Firm Wins Major Appellate Decision

Doucet & Associates is happy to announce it won a major case in the federal court of appeals yesterday, paving the way for consumers to be able to hold their mortgage companies accountable for failing to adequately respond to mortgage inquiries.

The firm’s client, Christine Marais, faced years of trouble trying to get her mortgage company to correctly apply her mortgage payments when she sent in more than the amount due.After trying repeatedly to get Chase Home Finance to correctly apply her overpayments, she retained Doucet & Associates in an attempt to hold it accountable.The law firm sent a formal written request to Chase pursuant to the federal law, the Real Estate Settlement Procedures Act (“RESPA”), demanding that Chase provide certain account information and that it correct her mortgage account.

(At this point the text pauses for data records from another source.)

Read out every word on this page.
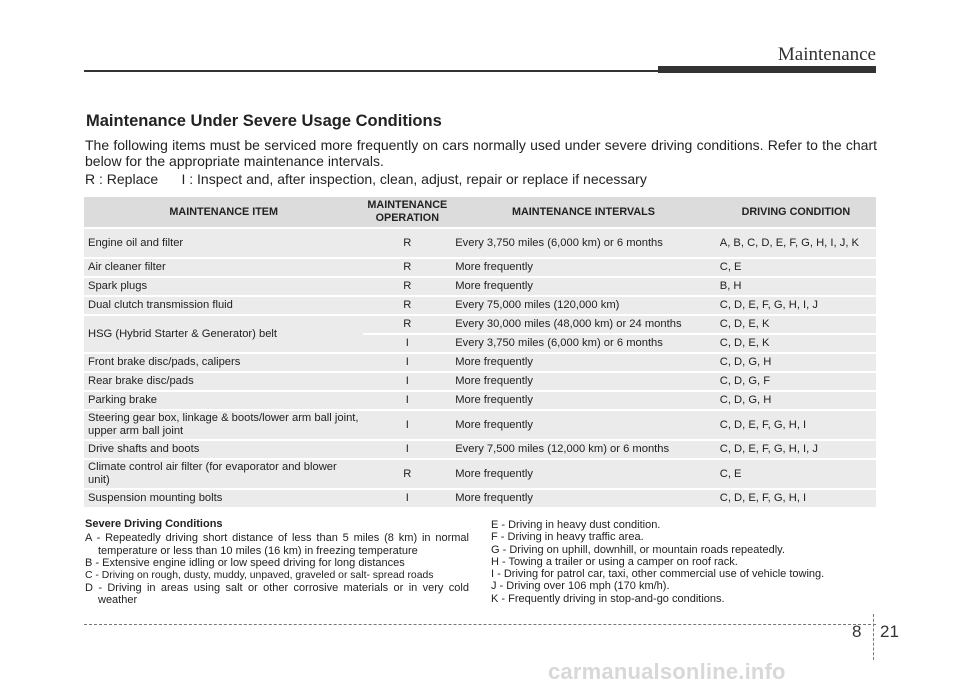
Maintenance
Maintenance Under Severe Usage Conditions
The following items must be serviced more frequently on cars normally used under severe driving conditions. Refer to the chart below for the appropriate maintenance intervals.
R : Replace      I : Inspect and, after inspection, clean, adjust, repair or replace if necessary
MAINTENANCE ITEM	MAINTENANCE OPERATION	MAINTENANCE INTERVALS	DRIVING CONDITION
Engine oil and filter	R	Every 3,750 miles (6,000 km) or 6 months	A, B, C, D, E, F, G, H, I, J, K
Air cleaner filter	R	More frequently	C, E
Spark plugs	R	More frequently	B, H
Dual clutch transmission fluid	R	Every 75,000 miles (120,000 km)	C, D, E, F, G, H, I, J
HSG (Hybrid Starter & Generator) belt	R	Every 30,000 miles (48,000 km) or 24 months	C, D, E, K
	I	Every 3,750 miles (6,000 km) or 6 months	C, D, E, K
Front brake disc/pads, calipers	I	More frequently	C, D, G, H
Rear brake disc/pads	I	More frequently	C, D, G, F
Parking brake	I	More frequently	C, D, G, H
Steering gear box, linkage & boots/lower arm ball joint, upper arm ball joint	I	More frequently	C, D, E, F, G, H, I
Drive shafts and boots	I	Every 7,500 miles (12,000 km) or 6 months	C, D, E, F, G, H, I, J
Climate control air filter (for evaporator and blower unit)	R	More frequently	C, E
Suspension mounting bolts	I	More frequently	C, D, E, F, G, H, I
Severe Driving Conditions
A - Repeatedly driving short distance of less than 5 miles (8 km) in normal temperature or less than 10 miles (16 km) in freezing temperature
B - Extensive engine idling or low speed driving for long distances
C - Driving on rough, dusty, muddy, unpaved, graveled or salt- spread roads
D - Driving in areas using salt or other corrosive materials or in very cold weather
E - Driving in heavy dust condition.
F - Driving in heavy traffic area.
G - Driving on uphill, downhill, or mountain roads repeatedly.
H - Towing a trailer or using a camper on roof rack.
I - Driving for patrol car, taxi, other commercial use of vehicle towing.
J - Driving over 106 mph (170 km/h).
K - Frequently driving in stop-and-go conditions.
8 21
carmanualsonline.info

Rather than making any corrections to Ms. Marais’ account in response to the firm’s formal demand, Chase’s representative testified in a deposition that it used a form letter to respond to the inquiry, and that letter contained no indication that any substantive review was undertaken of her account.

Chase Home Finance filed a motion with the trial court to win the case based on its outrageous claim that Ms. Marais could not show she suffered damages.The federal appeals court disagreed with Chase, and found Ms. Marais had properly alleged damages, and that she stated a claim to recover for Chase’s failures.The case now goes back to the trial court for further litigation.

The decision, Marais v. Chase Home Finance, LLC was decided by the United States Court of Appeals for the Sixth Circuit and was recommended for publication as binding law throughout the federal court system encompassing Ohio, Michigan, Kentucky, and Tennessee.To the firm’s knowledge, this would be the first appellate level published case on this particular RESPA issue, meaning it will be persuasive authority throughout the United States.